Brent Council in a statement to Wembley Matters said:
“All of the partners on the Safeguarding Adults Board, including the Council, have expressed our deep and sincere regret to both Cassie and her family. We can confirm that Cassie is now safe and happy and is having all her health and care needs met.
“As soon as the Council became aware of the situation the Safeguarding Adults Team took immediate action to ensure that Cassie was safe and receiving the support she needed, and further steps were taken to ensure no other person was at risk. The matter was reported to the police, who undertook a full investigation.
“Following these immediate actions, the Council asked the Safeguarding Adult Board to consider commissioning an independent Safeguarding Adult Review (SAR). A SAR is a nationally recognised process, under the Care Act 2014. The Board and the Independent Chair agreed this met the criteria for a SAR because there had been serious harm in a complex case which involved a wide range of statutory and voluntary agencies. The purpose of a SAR is to ensure the independent consideration of the facts, and to use these facts to identify and promote effective learning across all agencies. It is a key part of improving services in order to prevent serious harm occurring again. The function of SARs is not to apportion blame or make judgements about negligence.
“As a result of the SAR, the Safeguarding Adults Board has a multi-agency action plan. This will be monitored by the Board and the Board’s Independent Chair, who will ensure that the lessons have been learnt across all the agencies involved.
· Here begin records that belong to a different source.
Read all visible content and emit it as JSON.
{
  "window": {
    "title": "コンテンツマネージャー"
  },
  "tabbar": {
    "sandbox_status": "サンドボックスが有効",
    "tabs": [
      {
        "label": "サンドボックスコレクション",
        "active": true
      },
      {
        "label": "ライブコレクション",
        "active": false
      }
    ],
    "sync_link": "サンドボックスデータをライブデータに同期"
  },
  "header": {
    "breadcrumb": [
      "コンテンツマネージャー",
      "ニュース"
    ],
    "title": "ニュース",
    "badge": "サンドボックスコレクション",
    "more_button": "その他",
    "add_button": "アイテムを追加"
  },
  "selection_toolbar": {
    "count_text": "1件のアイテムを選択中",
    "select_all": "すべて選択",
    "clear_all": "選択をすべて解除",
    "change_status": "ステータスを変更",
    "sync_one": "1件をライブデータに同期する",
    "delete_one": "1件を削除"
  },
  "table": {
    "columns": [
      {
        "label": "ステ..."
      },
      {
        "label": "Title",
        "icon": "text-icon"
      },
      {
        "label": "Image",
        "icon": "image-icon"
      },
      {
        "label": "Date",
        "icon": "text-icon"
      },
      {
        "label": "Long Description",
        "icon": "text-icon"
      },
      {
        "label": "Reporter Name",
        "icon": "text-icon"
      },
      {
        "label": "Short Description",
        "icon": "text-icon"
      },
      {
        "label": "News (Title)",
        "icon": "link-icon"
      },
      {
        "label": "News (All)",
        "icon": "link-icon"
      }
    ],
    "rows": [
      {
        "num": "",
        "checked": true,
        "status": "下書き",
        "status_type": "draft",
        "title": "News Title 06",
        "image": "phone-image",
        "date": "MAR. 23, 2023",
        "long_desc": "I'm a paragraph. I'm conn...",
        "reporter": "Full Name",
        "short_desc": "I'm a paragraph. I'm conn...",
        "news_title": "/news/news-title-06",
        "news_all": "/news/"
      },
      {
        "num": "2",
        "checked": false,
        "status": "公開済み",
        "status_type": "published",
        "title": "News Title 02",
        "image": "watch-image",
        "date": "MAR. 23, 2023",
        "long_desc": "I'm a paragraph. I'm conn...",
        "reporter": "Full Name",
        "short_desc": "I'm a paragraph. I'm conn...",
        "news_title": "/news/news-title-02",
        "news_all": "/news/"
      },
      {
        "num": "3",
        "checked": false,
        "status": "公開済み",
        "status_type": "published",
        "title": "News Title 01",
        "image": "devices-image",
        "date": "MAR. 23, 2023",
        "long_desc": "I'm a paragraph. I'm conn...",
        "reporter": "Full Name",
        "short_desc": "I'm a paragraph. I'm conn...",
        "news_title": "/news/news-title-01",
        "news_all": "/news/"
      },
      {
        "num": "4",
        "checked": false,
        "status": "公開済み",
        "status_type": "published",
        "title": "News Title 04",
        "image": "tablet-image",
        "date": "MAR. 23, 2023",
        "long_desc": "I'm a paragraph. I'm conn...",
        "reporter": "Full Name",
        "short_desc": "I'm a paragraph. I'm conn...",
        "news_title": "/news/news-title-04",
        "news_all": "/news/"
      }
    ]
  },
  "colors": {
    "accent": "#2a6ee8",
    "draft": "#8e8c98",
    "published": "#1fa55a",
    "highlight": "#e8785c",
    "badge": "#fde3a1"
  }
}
“The Council has fully supported this process. We have already delivered a range of actions to improve the support we provide to vulnerable adults in Brent, including setting up a team that specifically focuses on reviewing the quality of care and support for individuals in residential placements, and integrating the health and social care learning disability teams into a single team providing holistic support to adults with a learning disability.
“Cassie continues to do well in her new home and we continue to ensure that she is getting the support that she needs.”